Khotbah Damai untuk Pilkada


Tensi pemilihan kepala daerah (Pilkada) di Indonesia sempat meninggi gara-gara ‘Jangan mau dibohongi Al-Maidah 51’.  Saat itu memang timing­-nya beberapa bulan menjelang pemilihan Gubernur & Wakil Gubernur DKI Jakarta sehingga sensitivitas politik sangat terasa. Apalagi bila sudah bersentuhan dengan suku, agama, ras dan antar golongan (SARA).  Di satu sisi, umat Islam yang memahami bahwa Islam tidak memisahkan antara politik dengan agama ikut menyuarakan bahwa sudah semestinya baik sistem pemerintahan maupun pemimpin yang dipilih berdasarkan aturan Islam.    

Pilkada tahun ini (2018) serentak dilaksanakan di 17 provinsi, 115 kabupaten, dan 39 kota.  Badan Pengawas Pemilihan Umum pun merencanakan untuk mengawasi & menyusun kurikulum materi khotbah (khotbah Jumat bagi muslim dan khotbah lainnya dari non muslim) dengan menjalin kerja sama bersama para pemuka agama, baik dari Islam, Perwakilan Umat Buddha Indonesia (Walubi), Persekutuan Gereja-Gereja Indonesia (PGI), & Konferensi Wali Gereja Indonesia (KWI). Sebagaimana diberitakan oleh Republika.co.id (11/2/2018) materi khotbah yang akan disusun berisi tentang wawasan pencegahan, sosialisasi, dan pengawasan terhadap praktik politik uang dan politisasi suku, agama, ras, dan antargolongan (SARA) dalam pilkada. Dilansir dari Tempo.Co (8/2/2018), Komisioner Badan Pengawas Pemilihan Umum (Bawaslu) Rahmat Bagja mengatakan materi khotbah menjelang masa kampanye pilkada serentak 2018 harus diisi dengan sesuatu yang menentramkan.   


Rencana Bawaslu ini pun ditanggapi oleh para tokoh. "Menurut saya, pengaturan mengenai hal-hal sangat sensitif itu jangan sampai terlalu ditekniskan karena malah semakin memanaskan situasi. Bukan saja kepada pihak-pihak yang terkait yang mengatur itu," kata Taufik Kurniawan wakil ketua Dewan Perwakilan Rakyat (DPR) di Jakarta, Selasa, 13 Februari 2018 sebagaimana dilansir dari Tempo.Co.

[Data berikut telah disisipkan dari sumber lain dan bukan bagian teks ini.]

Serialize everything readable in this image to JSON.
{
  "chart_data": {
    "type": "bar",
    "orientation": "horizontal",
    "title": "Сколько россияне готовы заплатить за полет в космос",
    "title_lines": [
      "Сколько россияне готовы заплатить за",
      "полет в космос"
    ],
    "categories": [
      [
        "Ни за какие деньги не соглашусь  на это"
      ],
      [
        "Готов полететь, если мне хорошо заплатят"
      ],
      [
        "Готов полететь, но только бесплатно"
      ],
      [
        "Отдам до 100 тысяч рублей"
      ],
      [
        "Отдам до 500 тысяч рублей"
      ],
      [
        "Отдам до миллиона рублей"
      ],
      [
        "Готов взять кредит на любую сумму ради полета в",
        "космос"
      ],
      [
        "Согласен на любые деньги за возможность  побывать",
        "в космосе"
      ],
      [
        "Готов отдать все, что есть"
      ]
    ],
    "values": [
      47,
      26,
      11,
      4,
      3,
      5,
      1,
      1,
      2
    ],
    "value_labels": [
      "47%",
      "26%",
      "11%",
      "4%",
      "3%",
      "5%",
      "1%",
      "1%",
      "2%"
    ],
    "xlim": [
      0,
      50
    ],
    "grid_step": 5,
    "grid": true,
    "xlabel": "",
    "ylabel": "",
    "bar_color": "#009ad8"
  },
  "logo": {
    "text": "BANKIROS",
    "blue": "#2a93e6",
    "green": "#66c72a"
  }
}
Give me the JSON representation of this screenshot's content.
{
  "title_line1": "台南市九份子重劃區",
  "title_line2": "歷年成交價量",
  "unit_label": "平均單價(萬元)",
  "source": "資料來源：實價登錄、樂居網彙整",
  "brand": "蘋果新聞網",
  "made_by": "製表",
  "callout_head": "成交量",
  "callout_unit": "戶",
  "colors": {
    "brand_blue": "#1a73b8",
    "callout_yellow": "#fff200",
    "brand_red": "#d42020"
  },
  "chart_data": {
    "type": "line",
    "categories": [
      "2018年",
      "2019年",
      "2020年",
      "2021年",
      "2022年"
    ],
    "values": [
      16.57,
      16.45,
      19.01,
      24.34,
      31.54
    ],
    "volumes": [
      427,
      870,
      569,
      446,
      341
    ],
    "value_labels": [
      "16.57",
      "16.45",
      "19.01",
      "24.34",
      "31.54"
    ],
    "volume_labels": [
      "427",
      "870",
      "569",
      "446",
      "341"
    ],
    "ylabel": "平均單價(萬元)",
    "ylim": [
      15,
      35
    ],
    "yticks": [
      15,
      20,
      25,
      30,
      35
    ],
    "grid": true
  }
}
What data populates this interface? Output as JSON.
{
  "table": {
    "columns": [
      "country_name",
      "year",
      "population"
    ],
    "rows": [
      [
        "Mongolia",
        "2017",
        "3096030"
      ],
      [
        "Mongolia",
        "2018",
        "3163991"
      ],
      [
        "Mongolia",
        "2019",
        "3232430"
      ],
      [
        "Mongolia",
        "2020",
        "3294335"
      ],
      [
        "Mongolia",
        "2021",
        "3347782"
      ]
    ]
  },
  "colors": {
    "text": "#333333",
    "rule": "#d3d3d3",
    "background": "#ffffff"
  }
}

Suara kontra pun diungkapkan oleh Ketua PBNU Robikin Emhas, menurut beliau rencana Bawaslu itu tidak perlu dilakukan mengingat telah berada di luar kapasitas Bawaslu (Tribunnews.co.id ; 8/2/2018).  Demikian halnya dengan ketua Dewan Masjid Indonesia (DMI) Muhammad Natsir Zubaidi yang menyatakan Banwaslu tidak perlu ikut campur dalam ranah keagamaan (Republika.co.id; 11/2/2018).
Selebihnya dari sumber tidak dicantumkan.